Appreciation of the genetic diversity and evolution of astroviruses among wild and domestic animal populations is important to fully understand this challenging gastrointestinal virus [21]. However, the organization of the BAstV genome has not yet been fully described. In this study, a sequence motif upstream of ORF2 was predicted to be the signal of the putative promoter for subgenomic RNA (sgRNA) synthesis in bovine astrovirus as well as that for the ORF1b/ORF2 overlap sequence and the most 3′-end of ORF2. It has been suggested that in astroviruses [13, 23], a conserved sequence acts as a putative promoter for sgRNA synthesis upstream of ORF2. In human astroviruses, the ORF1b/ORF2 overlap is 8 nt in length, while in duck astroviruses, the ORF1b/ORF2 junctions are not overlapped [6, 13, 23]. In contrast, the overlap in the ORF1b/ ORF2 junction of bovine astroviruses may be longer (56 nt) than that of the other known astroviruses. Moreover, compared with a previous report [12], the 3′-end of ORF2 of bovine astroviruses was highly conserved, although our results suggested further studies and analysis of more sequences from several novel bovine astroviruses to fully characterize ORF2 of bovine astrovirus.
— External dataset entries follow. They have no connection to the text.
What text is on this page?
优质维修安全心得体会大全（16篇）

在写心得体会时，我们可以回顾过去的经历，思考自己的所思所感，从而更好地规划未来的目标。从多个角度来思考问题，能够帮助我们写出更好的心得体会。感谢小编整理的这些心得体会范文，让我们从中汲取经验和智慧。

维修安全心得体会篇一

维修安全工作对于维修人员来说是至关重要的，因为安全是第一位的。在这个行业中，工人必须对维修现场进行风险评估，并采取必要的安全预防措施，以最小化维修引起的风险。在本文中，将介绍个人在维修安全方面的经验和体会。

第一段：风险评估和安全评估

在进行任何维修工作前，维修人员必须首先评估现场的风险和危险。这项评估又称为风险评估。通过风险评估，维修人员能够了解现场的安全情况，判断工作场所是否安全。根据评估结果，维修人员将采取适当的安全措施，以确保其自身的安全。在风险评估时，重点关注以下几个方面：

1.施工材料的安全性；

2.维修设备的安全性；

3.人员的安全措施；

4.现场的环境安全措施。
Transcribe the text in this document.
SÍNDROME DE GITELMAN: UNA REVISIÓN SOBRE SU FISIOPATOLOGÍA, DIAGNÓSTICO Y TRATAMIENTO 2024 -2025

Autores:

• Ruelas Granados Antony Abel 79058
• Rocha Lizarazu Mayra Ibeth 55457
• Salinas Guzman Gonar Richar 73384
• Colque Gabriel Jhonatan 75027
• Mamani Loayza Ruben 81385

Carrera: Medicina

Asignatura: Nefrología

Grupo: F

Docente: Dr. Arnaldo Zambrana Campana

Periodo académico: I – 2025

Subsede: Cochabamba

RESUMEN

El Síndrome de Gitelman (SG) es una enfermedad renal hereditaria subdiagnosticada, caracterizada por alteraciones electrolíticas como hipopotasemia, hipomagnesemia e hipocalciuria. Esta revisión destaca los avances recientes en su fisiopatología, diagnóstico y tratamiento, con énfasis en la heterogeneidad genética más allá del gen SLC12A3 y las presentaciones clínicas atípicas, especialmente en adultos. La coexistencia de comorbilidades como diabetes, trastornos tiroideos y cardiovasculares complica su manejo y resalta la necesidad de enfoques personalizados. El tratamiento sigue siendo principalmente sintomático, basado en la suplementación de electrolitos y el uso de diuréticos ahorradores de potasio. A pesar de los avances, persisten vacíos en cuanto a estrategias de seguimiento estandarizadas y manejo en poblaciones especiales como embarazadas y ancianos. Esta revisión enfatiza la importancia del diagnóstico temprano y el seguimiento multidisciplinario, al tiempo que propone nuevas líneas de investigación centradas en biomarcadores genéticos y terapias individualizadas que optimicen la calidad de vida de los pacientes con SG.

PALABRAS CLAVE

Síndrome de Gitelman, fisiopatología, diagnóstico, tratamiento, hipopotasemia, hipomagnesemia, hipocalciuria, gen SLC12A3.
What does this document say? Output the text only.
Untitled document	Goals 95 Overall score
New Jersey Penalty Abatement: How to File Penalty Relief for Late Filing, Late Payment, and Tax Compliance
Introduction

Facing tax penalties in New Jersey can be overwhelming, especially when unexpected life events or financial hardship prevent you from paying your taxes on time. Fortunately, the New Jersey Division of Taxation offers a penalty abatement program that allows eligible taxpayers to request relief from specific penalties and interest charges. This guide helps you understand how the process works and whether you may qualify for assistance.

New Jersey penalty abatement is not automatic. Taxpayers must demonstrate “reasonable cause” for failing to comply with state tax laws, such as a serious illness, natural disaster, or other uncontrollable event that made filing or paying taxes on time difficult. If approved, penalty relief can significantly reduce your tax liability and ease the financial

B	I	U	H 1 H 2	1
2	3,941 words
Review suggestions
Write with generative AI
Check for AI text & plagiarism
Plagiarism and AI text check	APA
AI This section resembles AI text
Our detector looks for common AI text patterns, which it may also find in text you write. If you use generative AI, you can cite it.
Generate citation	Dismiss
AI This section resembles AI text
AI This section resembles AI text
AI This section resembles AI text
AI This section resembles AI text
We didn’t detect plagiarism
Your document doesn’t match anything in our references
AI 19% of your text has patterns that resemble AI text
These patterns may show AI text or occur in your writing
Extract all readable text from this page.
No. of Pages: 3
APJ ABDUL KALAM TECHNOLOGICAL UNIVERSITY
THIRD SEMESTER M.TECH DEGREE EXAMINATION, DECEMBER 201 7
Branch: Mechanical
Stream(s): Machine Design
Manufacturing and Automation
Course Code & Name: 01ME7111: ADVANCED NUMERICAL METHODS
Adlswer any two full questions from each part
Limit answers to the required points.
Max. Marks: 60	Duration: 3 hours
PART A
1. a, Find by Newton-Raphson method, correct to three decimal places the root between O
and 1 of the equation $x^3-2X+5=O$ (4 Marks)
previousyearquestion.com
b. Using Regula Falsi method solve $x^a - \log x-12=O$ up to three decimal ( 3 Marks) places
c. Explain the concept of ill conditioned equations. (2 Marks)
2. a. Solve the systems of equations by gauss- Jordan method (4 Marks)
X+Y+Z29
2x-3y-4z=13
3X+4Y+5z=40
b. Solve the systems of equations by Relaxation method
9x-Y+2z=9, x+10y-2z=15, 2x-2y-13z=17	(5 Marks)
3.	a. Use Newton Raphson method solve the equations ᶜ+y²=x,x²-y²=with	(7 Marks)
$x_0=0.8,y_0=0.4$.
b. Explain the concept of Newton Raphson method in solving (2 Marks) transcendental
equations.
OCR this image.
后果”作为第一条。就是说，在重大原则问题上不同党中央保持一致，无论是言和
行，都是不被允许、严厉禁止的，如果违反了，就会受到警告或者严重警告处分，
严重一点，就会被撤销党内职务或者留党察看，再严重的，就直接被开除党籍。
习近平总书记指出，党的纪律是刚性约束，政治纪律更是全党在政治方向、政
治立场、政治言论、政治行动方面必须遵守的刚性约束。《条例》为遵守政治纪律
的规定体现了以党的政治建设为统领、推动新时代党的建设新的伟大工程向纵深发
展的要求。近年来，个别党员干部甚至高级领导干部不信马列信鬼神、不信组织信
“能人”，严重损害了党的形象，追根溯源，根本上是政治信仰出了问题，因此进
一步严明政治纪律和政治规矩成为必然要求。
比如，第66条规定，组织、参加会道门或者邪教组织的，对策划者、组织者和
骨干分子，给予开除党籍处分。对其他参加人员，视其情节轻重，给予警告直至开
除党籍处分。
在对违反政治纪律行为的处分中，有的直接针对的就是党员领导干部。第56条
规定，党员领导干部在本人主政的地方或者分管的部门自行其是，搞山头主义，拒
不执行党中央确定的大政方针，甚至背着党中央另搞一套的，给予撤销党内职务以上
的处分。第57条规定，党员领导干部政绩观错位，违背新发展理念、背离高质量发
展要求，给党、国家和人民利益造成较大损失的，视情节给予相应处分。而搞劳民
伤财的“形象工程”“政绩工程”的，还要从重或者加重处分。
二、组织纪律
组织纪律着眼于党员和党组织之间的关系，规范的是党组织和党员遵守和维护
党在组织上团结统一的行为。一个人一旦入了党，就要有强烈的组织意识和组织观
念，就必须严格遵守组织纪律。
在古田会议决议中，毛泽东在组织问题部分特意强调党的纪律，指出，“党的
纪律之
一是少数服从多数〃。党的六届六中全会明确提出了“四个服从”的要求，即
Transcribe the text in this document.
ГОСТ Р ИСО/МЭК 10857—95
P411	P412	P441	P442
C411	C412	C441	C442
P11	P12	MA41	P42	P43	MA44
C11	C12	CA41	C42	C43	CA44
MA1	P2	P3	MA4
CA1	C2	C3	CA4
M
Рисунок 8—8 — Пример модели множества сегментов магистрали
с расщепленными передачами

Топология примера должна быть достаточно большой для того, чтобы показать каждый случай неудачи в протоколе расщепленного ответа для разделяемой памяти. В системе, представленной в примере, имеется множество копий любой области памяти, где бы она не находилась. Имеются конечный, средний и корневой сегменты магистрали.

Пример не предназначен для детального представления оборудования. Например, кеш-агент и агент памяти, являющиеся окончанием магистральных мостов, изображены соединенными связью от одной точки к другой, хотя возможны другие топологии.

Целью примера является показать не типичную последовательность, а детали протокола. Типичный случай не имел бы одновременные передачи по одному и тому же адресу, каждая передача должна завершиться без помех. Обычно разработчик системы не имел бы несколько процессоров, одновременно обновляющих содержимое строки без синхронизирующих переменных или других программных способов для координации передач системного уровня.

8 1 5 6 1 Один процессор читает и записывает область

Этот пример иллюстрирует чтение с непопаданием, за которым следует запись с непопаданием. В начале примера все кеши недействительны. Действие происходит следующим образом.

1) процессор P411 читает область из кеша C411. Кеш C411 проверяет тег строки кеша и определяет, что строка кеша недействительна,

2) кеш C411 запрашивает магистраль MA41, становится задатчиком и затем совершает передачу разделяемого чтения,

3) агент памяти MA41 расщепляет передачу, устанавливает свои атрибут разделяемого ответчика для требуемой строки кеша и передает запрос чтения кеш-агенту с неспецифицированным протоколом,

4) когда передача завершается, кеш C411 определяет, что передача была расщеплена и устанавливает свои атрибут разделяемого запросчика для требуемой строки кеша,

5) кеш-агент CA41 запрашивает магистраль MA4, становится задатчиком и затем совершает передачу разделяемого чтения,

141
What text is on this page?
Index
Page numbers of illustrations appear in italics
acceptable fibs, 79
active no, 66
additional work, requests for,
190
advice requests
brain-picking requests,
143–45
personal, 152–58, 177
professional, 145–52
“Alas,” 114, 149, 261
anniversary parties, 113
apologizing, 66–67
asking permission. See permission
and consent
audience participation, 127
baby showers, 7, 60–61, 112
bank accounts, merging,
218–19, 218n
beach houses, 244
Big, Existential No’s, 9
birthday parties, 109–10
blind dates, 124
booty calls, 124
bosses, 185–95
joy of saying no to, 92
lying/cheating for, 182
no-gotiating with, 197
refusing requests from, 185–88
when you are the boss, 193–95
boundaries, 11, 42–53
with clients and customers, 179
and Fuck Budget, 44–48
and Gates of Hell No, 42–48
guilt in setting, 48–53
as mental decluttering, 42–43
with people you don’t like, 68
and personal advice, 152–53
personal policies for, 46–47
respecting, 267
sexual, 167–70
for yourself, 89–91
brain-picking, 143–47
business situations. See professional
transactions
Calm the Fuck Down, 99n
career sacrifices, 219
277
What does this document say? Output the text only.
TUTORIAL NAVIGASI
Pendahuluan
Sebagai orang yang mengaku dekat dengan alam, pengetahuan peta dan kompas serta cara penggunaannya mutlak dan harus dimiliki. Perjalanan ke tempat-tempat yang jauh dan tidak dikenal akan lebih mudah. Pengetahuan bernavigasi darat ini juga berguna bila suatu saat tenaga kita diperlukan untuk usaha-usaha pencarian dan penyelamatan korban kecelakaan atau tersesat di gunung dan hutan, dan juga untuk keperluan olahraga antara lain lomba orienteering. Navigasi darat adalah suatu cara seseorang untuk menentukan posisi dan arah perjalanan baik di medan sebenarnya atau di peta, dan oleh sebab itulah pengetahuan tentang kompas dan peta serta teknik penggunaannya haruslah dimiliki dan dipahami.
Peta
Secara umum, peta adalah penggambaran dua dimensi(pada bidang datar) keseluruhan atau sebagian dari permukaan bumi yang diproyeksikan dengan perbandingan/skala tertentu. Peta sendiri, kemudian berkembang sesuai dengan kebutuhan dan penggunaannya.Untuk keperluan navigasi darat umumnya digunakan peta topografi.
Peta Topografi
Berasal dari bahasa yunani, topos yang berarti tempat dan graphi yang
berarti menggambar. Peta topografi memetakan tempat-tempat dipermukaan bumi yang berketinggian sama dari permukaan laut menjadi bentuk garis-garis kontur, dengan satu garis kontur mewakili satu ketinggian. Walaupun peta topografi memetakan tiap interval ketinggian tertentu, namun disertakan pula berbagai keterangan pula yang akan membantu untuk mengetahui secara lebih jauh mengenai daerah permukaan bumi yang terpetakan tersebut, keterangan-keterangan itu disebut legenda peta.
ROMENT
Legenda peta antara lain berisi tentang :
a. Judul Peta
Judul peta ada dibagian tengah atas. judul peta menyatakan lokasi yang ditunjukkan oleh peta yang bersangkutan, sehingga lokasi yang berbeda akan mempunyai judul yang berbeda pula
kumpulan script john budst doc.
In summary, this study is of interest at both the epidemiological and genetic levels. These results will certainly contribute to the understanding of the evolution and pathology of bovine astrovirus in cattle and water buffalo, as not only did we provide useful reference material for further studies, but also isolated bovine astrovirus in water buffalo for the first time. The present study is thus far among the largest epidemiological investigations of bovine astrovirus conducted at the farm level in the dairy industry in China.